默认的hadoop.tmp.dir是/tmp/hadoop-${user.name},此时有个问题就是NameNode会将HDFS的元数据存储在这个/tmp目录下,如果操作系统重启了,系统会清空/tmp目录下的东西,导致NameNode元数据丢失,是个非常严重的问题,所有我们应该修改这个路径。
sudo mkdir -p /opt/data/tmp
将临时目录的所有者修改为hadoop
sudo chown –R hadoop:hadoop /opt/data/tmp
配置hdfs-site.xml
<?xml version="1.0" encoding="UTF-8"?>
<?xml-stylesheet type="text/xsl" href="configuration.xsl"?>
<!--
Licensed under the Apache License, Version 2.0 (the "License");
you may not use this file except in compliance with the License.
You may obtain a copy of the License at
http://www.apache.org/licenses/LICENSE-2.0
Unless required by applicable law or agreed to in writing, software
distributed under the License is distributed on an "AS IS" BASIS,
WITHOUT WARRANTIES OR CONDITIONS OF ANY KIND, either express or implied.

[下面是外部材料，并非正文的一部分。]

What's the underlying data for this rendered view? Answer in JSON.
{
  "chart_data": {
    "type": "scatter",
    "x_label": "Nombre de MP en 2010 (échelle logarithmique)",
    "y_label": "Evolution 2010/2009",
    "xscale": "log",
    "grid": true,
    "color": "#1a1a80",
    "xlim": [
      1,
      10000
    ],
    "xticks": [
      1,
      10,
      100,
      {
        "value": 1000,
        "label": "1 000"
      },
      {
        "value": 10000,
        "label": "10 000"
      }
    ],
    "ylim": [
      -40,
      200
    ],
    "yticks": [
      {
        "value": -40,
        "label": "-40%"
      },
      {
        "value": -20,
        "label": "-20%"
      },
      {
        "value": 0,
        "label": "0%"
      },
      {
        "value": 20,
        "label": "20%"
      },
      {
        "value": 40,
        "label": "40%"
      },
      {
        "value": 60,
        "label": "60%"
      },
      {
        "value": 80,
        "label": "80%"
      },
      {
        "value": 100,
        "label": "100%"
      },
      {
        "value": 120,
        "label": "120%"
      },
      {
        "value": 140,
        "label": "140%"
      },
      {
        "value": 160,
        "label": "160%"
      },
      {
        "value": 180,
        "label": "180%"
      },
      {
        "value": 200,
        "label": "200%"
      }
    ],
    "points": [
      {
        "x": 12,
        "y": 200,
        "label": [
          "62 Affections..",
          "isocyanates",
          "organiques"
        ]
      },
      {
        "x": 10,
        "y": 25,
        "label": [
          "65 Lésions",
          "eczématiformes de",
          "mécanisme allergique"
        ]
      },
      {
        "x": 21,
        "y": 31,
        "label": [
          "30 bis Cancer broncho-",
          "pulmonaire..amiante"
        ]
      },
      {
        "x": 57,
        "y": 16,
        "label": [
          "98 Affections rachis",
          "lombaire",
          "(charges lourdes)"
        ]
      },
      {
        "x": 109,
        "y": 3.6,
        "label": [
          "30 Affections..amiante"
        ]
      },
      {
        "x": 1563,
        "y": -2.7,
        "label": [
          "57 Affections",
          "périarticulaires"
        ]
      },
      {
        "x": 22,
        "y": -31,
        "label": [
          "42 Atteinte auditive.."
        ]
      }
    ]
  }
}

See the License for the specific language governing permissions and
limitations under the License. See accompanying LICENSE file.
-->
<!-- Put site-specific property overrides in this file. -->
<configuration>
<property>
<name>dfs.name.dir</name>
<value>/opt/data/tmp/dfs/name</value>
<description>namenode上存储hdfs名字空间元数据</description>
</property>
<property>
<name>dfs.data.dir</name>
<value>/opt/data/tmp/dfs/data</value>
<description>datanode上数据块的物理存储位置</description>
</property>
<!--设置hdfs副本数量-->
<property>
<name>dfs.replication</name>
<value>1</value>
</property>
</configuration>
格式化HDFS
sudo chown -R hadoop:hadoop /opt/data
hdfs namenode –format
查看NameNode格式化后的目录
$ ll /opt/data/tmp/dfs/name/current
启动NameNode
sbin/hadoop-daemon.sh start namenode
启动DataNode
sbin/hadoop-daemon.sh start datanode
启动SecondaryNameNode
sbin/hadoop-daemon.sh start secondarynamenode
JPS命令查看是否已经启动成功,有结果就是启动成功了
$ jps
HDFS上测试创建目录、上传、下载文件
[hadoop@hadoop-localhost hadoop3.03]#
创建目录
bin/hdfs dfs -mkdir /demo1
上传
bin/hdfs dfs -put etc/hadoop/core-site.xml /demo1
读取HDFS上的文件内容
bin/hdfs dfs -cat /demo1/core-site.xml
从HDFS上下载文件到本地
bin/hdfs dfs -get /demo1/core-site.xml
查看hdfs的web页面
hdfs 2.X版本的web页面端口号为50070
http://192.168.145.129:50070
hdfs 3.X版本的web页面端口号为9870
http://192.168.145.129:9870/dfshealth.html#tab-overview
配置、启动YARN
配置mapred-site.xml
<?xml version="1.0"?>
<?xml-stylesheet type="text/xsl" href="configuration.xsl"?>
<!--
Licensed under the Apache License, Version 2.0 (the "License");
you may not use this file except in compliance with the License.
You may obtain a copy of the License at
http://www.apache.org/licenses/LICENSE-2.0
Unless required by applicable law or agreed to in writing, software
distributed under the License is distributed on an "AS IS" BASIS,
WITHOUT WARRANTIES OR CONDITIONS OF ANY KIND, either express or implied.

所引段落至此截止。